心拍数は,薬物投与前と投与後1時間および2時間に記録した。
汗腺の活動の指標となる0.005~0.48Hzの皮膚コンダクタンス活動は,手指の掌面と額に装着したAg/AgCl電極を用いて測定した。
研究の結果
ザミフェナシンとHyoscine(スコポラミン)はともに運動負荷に対する耐性の向上をもたらし(P < 0.01)、さらに両薬剤間に統計学的な有意差はなかった(それぞれ5.0 +/- 1.6 seqs vs 5.7 +/- 1.6 seqs、平均 +/- s.e.mean)。
プラセボまたはザミフェナシンと比較して、Hyoscine(スコポラミン)投与後に脈拍数が低下した(9拍/分、P < 0.01)。
皮膚コンダクタンスは、ザミフェナシンやプラセボと比較して、ヒオスカイン投与後に低下した(P < 0.001)。
結論
これらの結果は、M3およびM5に選択的に拮抗する化合物が、乗り物酔いに対して活性を有することを示唆している。
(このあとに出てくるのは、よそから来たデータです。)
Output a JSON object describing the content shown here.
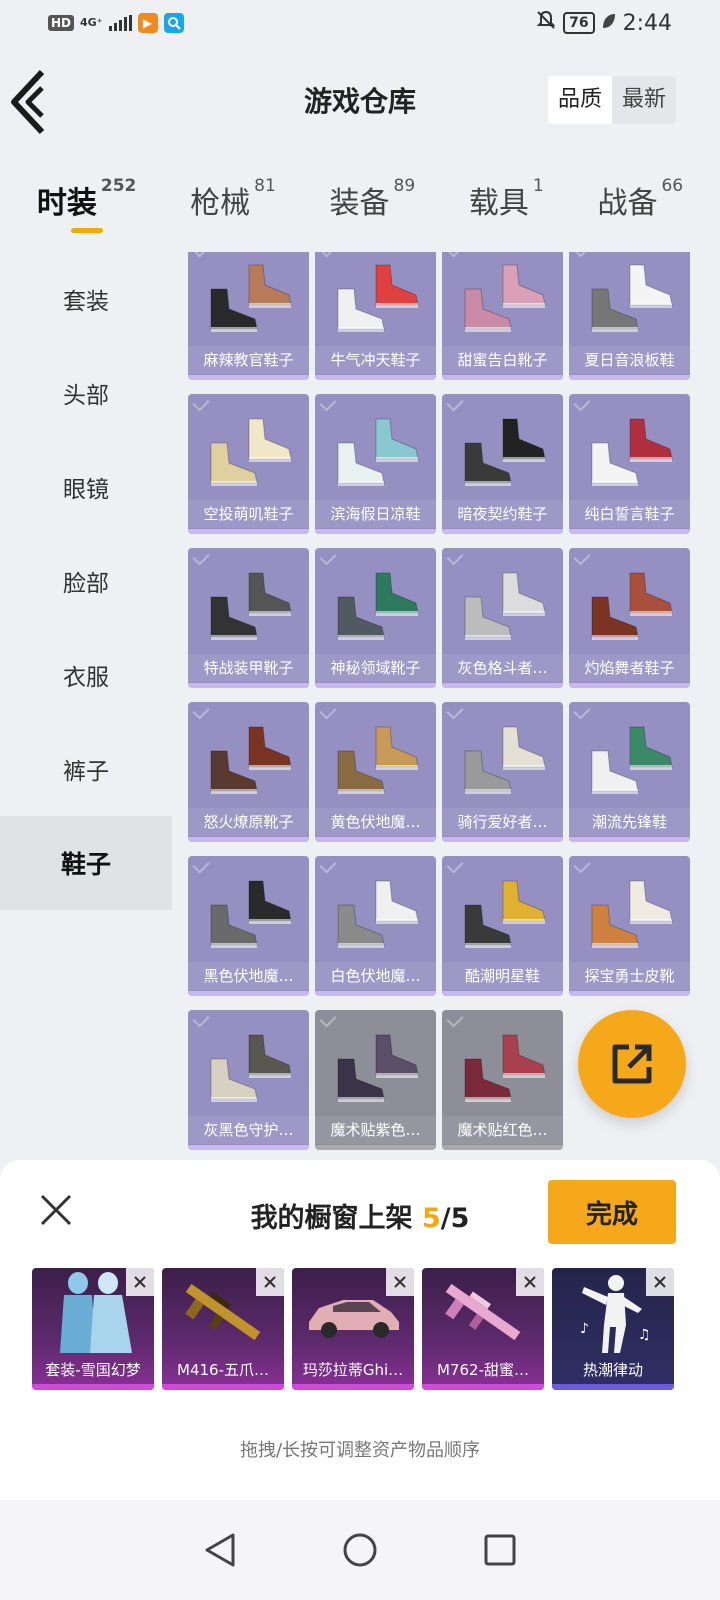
{
  "status_bar": {
    "badge": "HD",
    "network": "4G⁺",
    "battery": "76",
    "time": "2:44",
    "icons": [
      "hd-icon",
      "signal-icon",
      "video-app-icon",
      "search-app-icon",
      "mute-icon",
      "battery-icon",
      "leaf-icon"
    ]
  },
  "header": {
    "title": "游戏仓库",
    "sort_options": [
      "品质",
      "最新"
    ],
    "sort_active": "品质"
  },
  "tabs": [
    {
      "label": "时装",
      "count": "252"
    },
    {
      "label": "枪械",
      "count": "81"
    },
    {
      "label": "装备",
      "count": "89"
    },
    {
      "label": "载具",
      "count": "1"
    },
    {
      "label": "战备",
      "count": "66"
    }
  ],
  "sidebar": {
    "items": [
      "套装",
      "头部",
      "眼镜",
      "脸部",
      "衣服",
      "裤子",
      "鞋子"
    ],
    "active": "鞋子"
  },
  "grid": {
    "items": [
      {
        "name": "麻辣教官鞋子",
        "colors": [
          "#b77a5a",
          "#2a2a2a"
        ]
      },
      {
        "name": "牛气冲天鞋子",
        "colors": [
          "#e04040",
          "#f0f0f0"
        ]
      },
      {
        "name": "甜蜜告白靴子",
        "colors": [
          "#d9a0b8",
          "#c88aa4"
        ]
      },
      {
        "name": "夏日音浪板鞋",
        "colors": [
          "#f4f4f4",
          "#777777"
        ]
      },
      {
        "name": "空投萌叽鞋子",
        "colors": [
          "#f0e6c8",
          "#e0d0a0"
        ]
      },
      {
        "name": "滨海假日凉鞋",
        "colors": [
          "#8ac8d0",
          "#e8f0f0"
        ]
      },
      {
        "name": "暗夜契约鞋子",
        "colors": [
          "#222222",
          "#3a3a3a"
        ]
      },
      {
        "name": "纯白誓言鞋子",
        "colors": [
          "#b03040",
          "#f4f4f4"
        ]
      },
      {
        "name": "特战装甲靴子",
        "colors": [
          "#555555",
          "#333333"
        ]
      },
      {
        "name": "神秘领域靴子",
        "colors": [
          "#2e7a5e",
          "#505a60"
        ]
      },
      {
        "name": "灰色格斗者…",
        "colors": [
          "#dcdcdc",
          "#bcbcbc"
        ]
      },
      {
        "name": "灼焰舞者鞋子",
        "colors": [
          "#a8503c",
          "#7a3424"
        ]
      },
      {
        "name": "怒火燎原靴子",
        "colors": [
          "#7a3424",
          "#5a3a30"
        ]
      },
      {
        "name": "黄色伏地魔…",
        "colors": [
          "#c89a58",
          "#8a6a40"
        ]
      },
      {
        "name": "骑行爱好者…",
        "colors": [
          "#e4e0d4",
          "#9a9a9a"
        ]
      },
      {
        "name": "潮流先锋鞋",
        "colors": [
          "#3a8a6a",
          "#f0f0f0"
        ]
      },
      {
        "name": "黑色伏地魔…",
        "colors": [
          "#2a2a2a",
          "#6a6a6a"
        ]
      },
      {
        "name": "白色伏地魔…",
        "colors": [
          "#f0f0f0",
          "#8a8a8a"
        ]
      },
      {
        "name": "酷潮明星鞋",
        "colors": [
          "#e0b030",
          "#3a3a3a"
        ]
      },
      {
        "name": "探宝勇士皮靴",
        "colors": [
          "#f0ebe0",
          "#d08040"
        ]
      },
      {
        "name": "灰黑色守护…",
        "colors": [
          "#5a5650",
          "#d8d0c0"
        ]
      },
      {
        "name": "魔术贴紫色…",
        "colors": [
          "#5a4e68",
          "#3a3448"
        ]
      },
      {
        "name": "魔术贴红色…",
        "colors": [
          "#a84050",
          "#7a2a38"
        ]
      }
    ]
  },
  "showcase": {
    "title_prefix": "我的橱窗上架 ",
    "count": "5",
    "total": "/5",
    "done_label": "完成",
    "items": [
      {
        "name": "套装-雪国幻梦"
      },
      {
        "name": "M416-五爪…"
      },
      {
        "name": "玛莎拉蒂Ghi…"
      },
      {
        "name": "M762-甜蜜…"
      },
      {
        "name": "热潮律动"
      }
    ],
    "hint": "拖拽/长按可调整资产物品顺序"
  }
}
これらの受容体における拮抗作用が、ヒソスチンの抗乗り物酔い作用の基礎となっている可能性がある。
考察と感想
昔の薬理学の授業を思い出してしまいますが、ムスカリン受容体のサブタイプへの結合能の異なる2剤とプラセボの比較でした。
- M1 – 脳(皮質、海馬)、腺、交感神経に分布、胃の壁細胞
- M2 – 心臓、後脳、平滑筋に分布
- M3 – 平滑筋、腺、脳に分布
- M4 – 脳(前脳、線条体)に分布
- M5 – 脳(黒質)、眼に分布
のようです(Wikipediaより…)。Hyoscine(スコポラミン)は,既知の5つのムスカリン受容体サブタイプのすべてに同様の結合親和性を、ZamifenacinはムスカリンM3およびM5受容体に選択的に結合するようですね。
過去にidaverineというM1とM2を拮抗する薬は酔い止めの効果はなかったようで、M3が特異的に効くのではという仮説がもともとあったようです。
まとめ
スコポラミンとザミフェナシンにおいて、乗り物酔いの症状を軽減する効果があるか、両者で有効性に差があるか検討した研究でした。
どちらも乗り物酔いに対し予防効果があり、ほぼ同等だったようです。